Trump’s flip-flops, and that big Berkeley protest
The Trump narrative of the last half-week (discounting the ridiculous warmongering that was clearly designed to shift attention away from RussiaGate) has been his flip-flopping on almost every issue he campaigned on. It makes one wonder how his fans are feeling about him now, since he’s been disappointing them in every way (except for Gorsuch), but his ardent devotees, who let’s face it are not the brightest bulbs in the chandelier, don’t seem to care.
Flip-flopping among politicians is a way of life, indeed almost a religion. They all do it, Democrats as well as Republicans. Hillary Clinton and Barack Obama both famously changed their positions on gay rights. Hillary shifted on TPP. But no politician, much less president, in my long memory has ever abandoned previous positions with the frequency and élan of Donald J. Trump. His latest pronunciamento, that NATO is no longer “obsolete” as he had earlier insisted it was, actually elicited a rare joke from Sean Spicer, who quipped that, rather than Trump changing his position on the Treaty, “It’s…NATO…evolving towards the President’s position.”
Hitler also changed positions with alacrity. His first big shift was in the early 1930s, when he renounced armed revolution in favor of gaining power through the ballot box, which earned him the sobriquet “Adolf Legalité.” Many people have compared Trump to Hitler—and there are definite similarities, especially of personality type—but a better comparison is with Benito Mussolini. The Italian fascist changed positions like Cher changing costumes. Listen to this, from the 1983 book, “Mussolini: A Biography”:
“[Mussolini’s] frequent changes of opinion do not necessarily mean that he was an intellectual light-weight, but rather that he placed little value on ideas. He appeared to adopt opinions merely because they fitted some new attitude or would help his career. He sometimes seemed to change his whole philosophical outlook overnight and would justify the fact as an example of an inner intuition…his particular skill was to pick up ideas almost at random if they coincided with some prejudice or tactical need; and he would renounce them as easily once they ceased to serve his turn.”
This pragmatic political approach is known as realpolitik. It is usually found among rightwing politicians. Henry Kissinger was the most famous, or infamous, practitioner of realpolitik in modern times until the advent of Trump; so it is not surprising that Kissinger, in near-senile dotage, “sidled up to Trump” in the days following the election, hoping, perhaps, for a juicy power-job in the new administration. That didn’t happen. What did happen in the case of Mussolini is that the dictator ended up hanging from a lamppost, upside down, when his own people turned on him.
THE BERKELEY PROTESTS
Now, on to last Saturday’s Berkeley violent protests, in which about a thousand pro- and anti-Trump forces battled in the streets of Berkeley.
No one has been more harshly critical than I of the “black bloc,” the masked thugs who have infiltrated peaceful protests in Oakland and Berkeley since 2011. Under cover of night, they smash, loot, pillage and burn our downtowns. I’ve called them assholes, cowards and worse—and gotten into feuds with them online, in places like NextDoor and Twitter.

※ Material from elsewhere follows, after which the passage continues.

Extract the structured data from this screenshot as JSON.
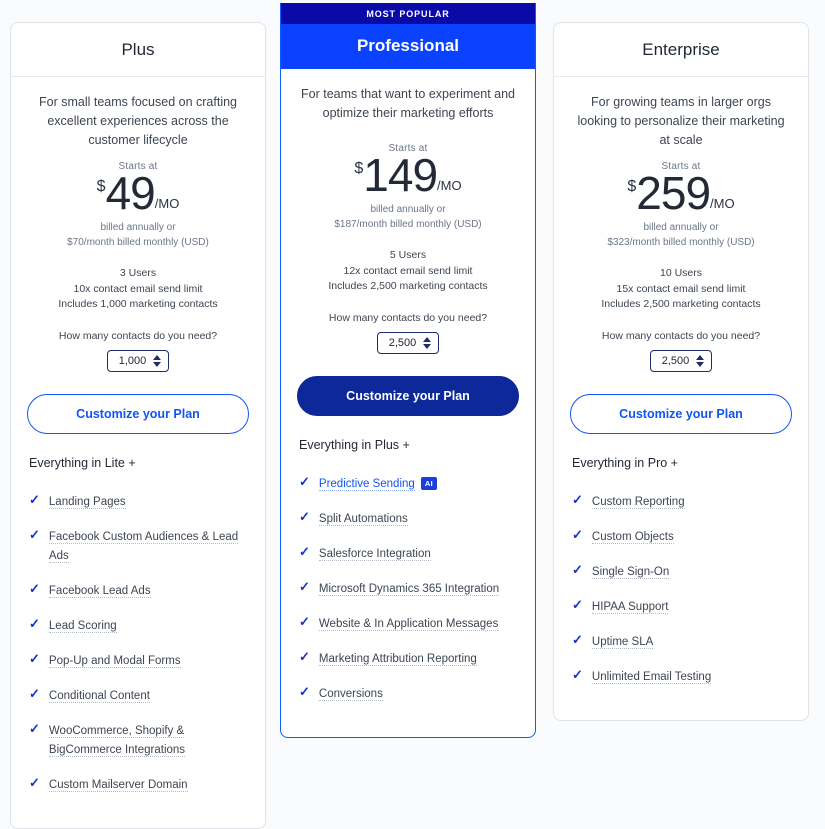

But in the case of the lefties who did battle with the Trump clique, I support them. There’s a big difference between the two cases: in the former the black bloc accomplished nothing politically; all they did was perform anarchistic acts of vandalism, act out their own stupid Rambo fantasies, and hurt their own people. But on Saturday, the lefties were defending their town, their values and—let’s not forget—themselves. The pro-Trump people, most of whom were not local but were members of white nationalist and neo-nazi groups, came heavily armed to Berkeley for one reason and one reason only: to provoke. As Mark Cuban tweeted, it was “an organized alt.-right white terrorist attack.”
The Trumpists were quite candid about this. They wore Storm Trooper-type costumes, admitted in interviews to being fascists and white supremacists, and told Trump-style lies about free speech. But there is a concept in the law called “fighting words,” which means that people are entitled to defend themselves when provocateurs come in to rile things up. Free speech only goes so far. “Breaches of the peace” (the Supreme Court’s phrase) are indefensible, and fall outside the protection of law.
Look, Bay Area lefties don’t go to Idaho or the Central Valley demonstrating against Trump and looking for trouble. So why do the Trumpists feel they can come to Berkeley, give the whole town the middle finger, and then expect to be left alone? They incited the violence and deserved every broken nose and bloodied face they got. The young freedom-loving anti-fascists who resisted them are to be applauded.